Correspondingly, demand for fuel vehicles has contracted drastically. CPCA figures show that retail sales of fuel vehicles in H1 2026 fell below 4 million units, down 26.4% year-on-year—a decline that outpaces the 20.2% overall drop in the retail auto market. Since foreign brands represented by German marques like Volkswagen, American brands such as SAIC-GM, and the big three Japanese automakers still rely heavily on fuel vehicles for their China sales, the overall contraction of the fuel vehicle market has directly dragged down their performance.
Moreover, multinational and joint-venture automakers have long suffered from lengthy decision-making chains. Adjustments to domestic vehicle configurations require headquarters approval, leaving their product iteration speed far behind that of local Chinese brands, which has further delayed their NEV transition progress.
On the other hand, as Chinese automakers rise strongly, intelligent features have become a key priority for domestic car buyers, intensifying competition in the Chinese auto market.
Early electric vehicles launched by German luxury brands in China were mostly conversions from fuel vehicle platforms. Their dedicated pure electric architectures were slow to roll out, missing out on popular intelligent and electric features that Chinese consumers increasingly prefer, such as 800V ultra-fast charging and advanced autonomous driving systems.
Currently, joint-venture brands have begun to catch up aggressively. Initiatives like the Volkswagen Anhui ID. series, BMW's Neue Klasse platform models, and Mercedes-Benz's MMA platform vehicles are being accelerated for the Chinese market. However, as these efforts are still in their early stages, they remain to be validated by the market over time.
BMW Group Unveils 16 Premiere Models at Beijing Auto Show
Meanwhile, high-end Chinese NEV brands such as AITO, NIO, Xiaomi, and Zeekr have emerged powerfully. These domestic automakers boast inherent localization and intelligent advantages in the NEV sector, redefining luxury standards through intelligent cockpits, advanced autonomous driving, and spacious vehicle designs. As the weight of intelligent experience continues to rise in consumers' car purchasing decisions, joint-venture/foreign brands have seen part of their market share diverted.

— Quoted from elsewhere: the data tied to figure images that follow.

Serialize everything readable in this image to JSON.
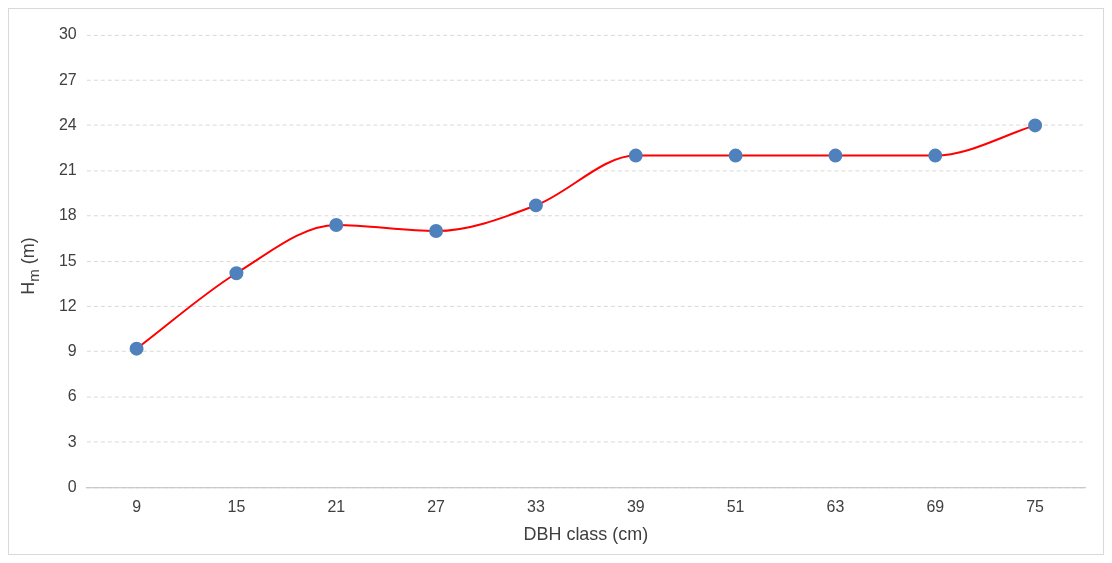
{
  "chart_data": {
    "type": "line",
    "xlabel": "DBH class (cm)",
    "ylabel": "H$_{m}$ (m)",
    "categories": [
      "9",
      "15",
      "21",
      "27",
      "33",
      "39",
      "51",
      "63",
      "69",
      "75"
    ],
    "series": [
      {
        "color": "#ff0000",
        "colors": [
          "#4f81bd",
          "#4f81bd",
          "#4f81bd",
          "#4f81bd",
          "#4f81bd",
          "#4f81bd",
          "#4f81bd",
          "#4f81bd",
          "#4f81bd",
          "#4f81bd"
        ],
        "values": [
          9.2,
          14.2,
          17.4,
          17.0,
          18.7,
          22.0,
          22.0,
          22.0,
          22.0,
          24.0
        ]
      }
    ],
    "ylim": [
      0,
      30
    ],
    "yticks": [
      0,
      3,
      6,
      9,
      12,
      15,
      18,
      21,
      24,
      27,
      30
    ],
    "grid": "y",
    "legend": false,
    "marker": "circle",
    "line_style": "solid"
  }
}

All in all, Chinese brands, leveraging economies of scale and vertically integrated supply chains, have seized pricing power for NEVs in the local market, further squeezing the living space of traditional joint-venture brands.
03. Conclusion: Joint-Venture Brands Are Accelerating Their Transformation
Amid fierce competition in the Chinese market, joint-venture/foreign brands are actively pursuing strategic changes.
Many of these brands have converged on two adjustment paths: on one hand, they are optimizing production capacity and streamlining organizational structures to improve operational efficiency; on the other hand, they are accelerating the launch of NEV models tailored specifically for the Chinese market, striving to adapt to new consumer demands through localized supply chains and faster product iteration.
Judging from their H1 2026 sales performance, joint-venture brands as a whole are still in a critical phase of transformation. Facing the strong rise of domestic Chinese brands, the joint-venture camp is undoubtedly under considerable pressure. However, given China's vast market capacity and diverse consumer needs, there still exists room for differentiated competition.
Looking ahead, whether foreign brands can truly align themselves with China's electrification and intelligent industrial rhythm will determine if they can hold their ground in the new round of competition. Time is precious for all players, and the market will ultimately reward those enterprises that genuinely understand Chinese consumers.